Bocklet moved to the NYSE in 1963 and, four years later, became a NYSE specialist and partner with Einhorn & Co. From 1973 to 1986, he worked as a stock exchange specialist on the NYSE for Beauchamp & Co. In his 40 years of involvement with the NYSE, Bocklet rose through its hierarchy as a floor official, governor, senior floor official, one of its four directors, and lastly as the vice chairman.
He chaired the NYSE’s Rules Review and Flip Trading Committees, and served on its Nomination and New Member Committees and its Hearing Panel. He is a former director of the Securities Industry Association.
As he rose on Wall Street, Bocklet also invested in real estate. He would borrow money to buy and improve family vacation properties on the beach, in rural upstate and in Florida. The transactions not only have profited him in the long run but helped him transition from securities to investment in commercial real estate products and ventures in more recent years.
“Don’t be afraid to mortgage. It puts money back in to make money,” he suggested.
He sold Bocklet & Co. abruptly in 2001, within weeks after that year’s Sept. 11 terrorist attacks.
Bocklet exited Wall Street because he saw the era of human floor traders was coming to an end and he was worried for the safety of his employees, which included his sons and sons-in-law.
He was honored by the State University of New York with a Doctor of Humane Letters during SUNY Cortland’s 2002 Commencement.
Succeeding in business takes courage and calculated risk, and great care with assets, Bocklet noted.
“I didn’t rent limos. I flew regular class,” and drove his family around in 10-year-old cars, he said.
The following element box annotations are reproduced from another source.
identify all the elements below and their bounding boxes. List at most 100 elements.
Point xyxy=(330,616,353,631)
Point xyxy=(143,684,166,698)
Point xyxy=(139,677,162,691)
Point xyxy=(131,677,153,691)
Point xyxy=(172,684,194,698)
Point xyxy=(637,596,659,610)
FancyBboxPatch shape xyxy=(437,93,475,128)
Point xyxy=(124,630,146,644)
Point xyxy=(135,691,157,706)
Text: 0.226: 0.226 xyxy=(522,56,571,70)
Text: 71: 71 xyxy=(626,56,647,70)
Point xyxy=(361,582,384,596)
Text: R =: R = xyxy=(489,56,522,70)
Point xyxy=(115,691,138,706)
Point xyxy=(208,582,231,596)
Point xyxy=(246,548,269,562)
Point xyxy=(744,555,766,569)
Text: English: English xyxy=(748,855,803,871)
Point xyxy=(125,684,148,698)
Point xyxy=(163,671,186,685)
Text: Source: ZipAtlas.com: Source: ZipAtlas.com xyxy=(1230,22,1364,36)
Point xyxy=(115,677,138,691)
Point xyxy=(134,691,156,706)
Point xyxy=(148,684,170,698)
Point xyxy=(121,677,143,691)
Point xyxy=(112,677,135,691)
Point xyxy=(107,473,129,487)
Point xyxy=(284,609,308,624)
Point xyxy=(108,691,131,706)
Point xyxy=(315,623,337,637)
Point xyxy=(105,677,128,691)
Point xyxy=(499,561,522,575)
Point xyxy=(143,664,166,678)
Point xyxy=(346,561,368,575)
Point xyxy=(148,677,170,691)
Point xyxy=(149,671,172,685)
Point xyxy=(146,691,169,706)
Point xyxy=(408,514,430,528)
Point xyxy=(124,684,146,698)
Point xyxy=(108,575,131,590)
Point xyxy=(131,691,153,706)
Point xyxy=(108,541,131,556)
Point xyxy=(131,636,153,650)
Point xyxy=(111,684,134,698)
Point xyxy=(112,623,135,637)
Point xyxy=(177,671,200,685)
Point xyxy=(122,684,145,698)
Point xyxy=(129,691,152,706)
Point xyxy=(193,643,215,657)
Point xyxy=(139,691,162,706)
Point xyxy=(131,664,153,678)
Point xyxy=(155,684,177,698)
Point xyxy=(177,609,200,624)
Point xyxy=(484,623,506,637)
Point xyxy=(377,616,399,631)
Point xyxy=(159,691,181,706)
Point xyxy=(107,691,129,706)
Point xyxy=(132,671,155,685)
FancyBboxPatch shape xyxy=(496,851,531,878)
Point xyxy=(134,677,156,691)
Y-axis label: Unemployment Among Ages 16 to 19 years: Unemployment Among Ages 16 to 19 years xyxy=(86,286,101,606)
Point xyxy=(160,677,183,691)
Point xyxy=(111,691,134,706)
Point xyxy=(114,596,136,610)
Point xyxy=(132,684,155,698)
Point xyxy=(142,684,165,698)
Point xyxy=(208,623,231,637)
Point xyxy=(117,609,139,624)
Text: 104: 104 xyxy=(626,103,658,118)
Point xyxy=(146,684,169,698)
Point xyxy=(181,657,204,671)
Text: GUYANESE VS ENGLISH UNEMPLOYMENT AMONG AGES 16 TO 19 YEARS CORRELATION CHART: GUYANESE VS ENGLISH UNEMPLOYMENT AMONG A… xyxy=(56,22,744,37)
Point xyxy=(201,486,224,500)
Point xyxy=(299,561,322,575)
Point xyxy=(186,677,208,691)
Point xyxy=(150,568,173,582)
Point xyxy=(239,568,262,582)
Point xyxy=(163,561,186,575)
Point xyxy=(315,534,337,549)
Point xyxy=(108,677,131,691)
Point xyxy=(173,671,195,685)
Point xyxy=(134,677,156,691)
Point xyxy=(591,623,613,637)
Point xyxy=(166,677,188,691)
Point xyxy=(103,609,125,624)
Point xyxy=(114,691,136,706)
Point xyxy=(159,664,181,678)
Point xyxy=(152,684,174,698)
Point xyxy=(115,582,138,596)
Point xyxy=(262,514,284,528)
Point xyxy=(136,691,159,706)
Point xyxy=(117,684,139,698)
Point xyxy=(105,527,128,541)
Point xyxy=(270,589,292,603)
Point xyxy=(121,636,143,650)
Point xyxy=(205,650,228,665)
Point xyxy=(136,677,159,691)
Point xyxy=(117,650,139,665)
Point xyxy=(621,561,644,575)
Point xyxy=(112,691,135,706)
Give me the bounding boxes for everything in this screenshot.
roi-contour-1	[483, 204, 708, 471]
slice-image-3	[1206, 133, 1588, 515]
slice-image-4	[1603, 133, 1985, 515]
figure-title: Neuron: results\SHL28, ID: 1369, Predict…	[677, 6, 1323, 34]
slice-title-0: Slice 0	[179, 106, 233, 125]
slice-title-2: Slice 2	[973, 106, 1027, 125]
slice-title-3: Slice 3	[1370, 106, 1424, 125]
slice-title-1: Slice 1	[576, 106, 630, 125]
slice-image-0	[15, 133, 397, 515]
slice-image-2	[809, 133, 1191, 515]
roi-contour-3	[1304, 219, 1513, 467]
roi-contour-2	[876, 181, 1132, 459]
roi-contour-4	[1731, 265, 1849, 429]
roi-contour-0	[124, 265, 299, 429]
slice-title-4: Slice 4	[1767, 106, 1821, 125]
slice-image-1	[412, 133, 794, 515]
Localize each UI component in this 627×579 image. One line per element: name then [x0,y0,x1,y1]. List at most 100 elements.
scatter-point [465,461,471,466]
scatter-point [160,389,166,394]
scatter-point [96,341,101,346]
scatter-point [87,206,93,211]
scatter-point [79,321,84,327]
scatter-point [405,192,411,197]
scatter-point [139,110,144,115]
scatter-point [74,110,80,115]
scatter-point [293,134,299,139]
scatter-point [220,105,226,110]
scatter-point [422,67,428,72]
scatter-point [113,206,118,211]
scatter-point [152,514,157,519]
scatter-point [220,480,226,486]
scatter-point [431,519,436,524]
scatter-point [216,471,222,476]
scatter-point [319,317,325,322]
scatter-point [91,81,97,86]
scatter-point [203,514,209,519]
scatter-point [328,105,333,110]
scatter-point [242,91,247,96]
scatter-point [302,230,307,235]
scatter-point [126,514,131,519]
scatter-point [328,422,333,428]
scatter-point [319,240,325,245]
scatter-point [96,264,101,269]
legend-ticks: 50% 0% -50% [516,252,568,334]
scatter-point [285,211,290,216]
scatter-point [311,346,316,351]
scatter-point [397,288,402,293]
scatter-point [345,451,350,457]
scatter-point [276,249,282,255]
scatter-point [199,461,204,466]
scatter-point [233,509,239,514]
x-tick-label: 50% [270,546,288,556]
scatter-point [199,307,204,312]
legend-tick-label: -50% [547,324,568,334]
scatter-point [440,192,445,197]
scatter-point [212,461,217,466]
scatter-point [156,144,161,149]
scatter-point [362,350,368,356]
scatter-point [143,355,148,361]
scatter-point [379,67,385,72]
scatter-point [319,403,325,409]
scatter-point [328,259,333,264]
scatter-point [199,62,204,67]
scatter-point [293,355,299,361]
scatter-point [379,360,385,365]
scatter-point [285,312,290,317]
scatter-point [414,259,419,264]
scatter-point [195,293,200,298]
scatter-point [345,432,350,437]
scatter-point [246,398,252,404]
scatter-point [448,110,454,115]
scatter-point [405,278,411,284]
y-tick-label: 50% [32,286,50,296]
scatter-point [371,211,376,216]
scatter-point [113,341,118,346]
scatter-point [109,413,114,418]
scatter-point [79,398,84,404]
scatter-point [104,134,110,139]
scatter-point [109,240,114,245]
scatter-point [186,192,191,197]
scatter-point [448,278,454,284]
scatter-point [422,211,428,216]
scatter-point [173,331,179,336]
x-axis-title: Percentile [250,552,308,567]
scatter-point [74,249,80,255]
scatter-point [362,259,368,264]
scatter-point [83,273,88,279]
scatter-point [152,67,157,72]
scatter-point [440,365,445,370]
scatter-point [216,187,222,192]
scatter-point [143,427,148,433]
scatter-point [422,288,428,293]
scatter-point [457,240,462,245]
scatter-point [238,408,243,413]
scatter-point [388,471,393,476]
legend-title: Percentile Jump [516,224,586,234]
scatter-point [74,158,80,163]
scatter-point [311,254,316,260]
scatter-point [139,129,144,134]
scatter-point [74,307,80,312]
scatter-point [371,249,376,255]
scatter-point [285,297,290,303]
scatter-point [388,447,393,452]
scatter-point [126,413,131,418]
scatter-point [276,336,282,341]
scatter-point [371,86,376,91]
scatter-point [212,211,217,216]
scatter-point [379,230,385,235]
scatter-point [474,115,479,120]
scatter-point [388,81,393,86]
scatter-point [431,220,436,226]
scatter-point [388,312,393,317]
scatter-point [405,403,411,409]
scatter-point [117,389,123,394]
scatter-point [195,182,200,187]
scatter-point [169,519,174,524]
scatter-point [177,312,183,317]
“If you’re in a business, you run the business,” he said, recalling his more recent personal experience financing a deluxe dog boarding and grooming center in a converted warehouse for his son and learning how badly things can go when owners aren’t on top of things.
The class also heard his very original take on what’s going on in the industry:
“Janet Yellen should do the talking. The market will adjust,” he replied to a question about whether the current Federal Reserve System board of governors chair should continue her predecessors’ trend of taking a pass on raising the historically low prime interest rate after letting everyone else weigh in on the subject.
While on campus Bocklet also met with many members of the campus community and dined with students from the College’s Federal Reserve group.
|Charles J. Bocklet, Jr. '58 shared stories with business economics majors from Wall Street's live trader heyday.While on campus Bocklet also met with many members of the campus community and dined with students from the College’s Federal Reserve group. campus Bocklet also met with many members of the campus community and dined with students from the College’s Federal Reserve group.|
Bocklet, now retired and living in Durham, N.Y., has many SUNY Cortland connections, including his three sons, Charles III ’81, M. Barry ’83 and Joseph ’86, all graduates who married alumnae Kimball Roberts Bocklet ’87, Terry Logan Bocklet ’84 and Charlene Brown-Bocklet ’87.
“Your family is what it’s all about,” Bocklet offered as his chief takeaway for the students.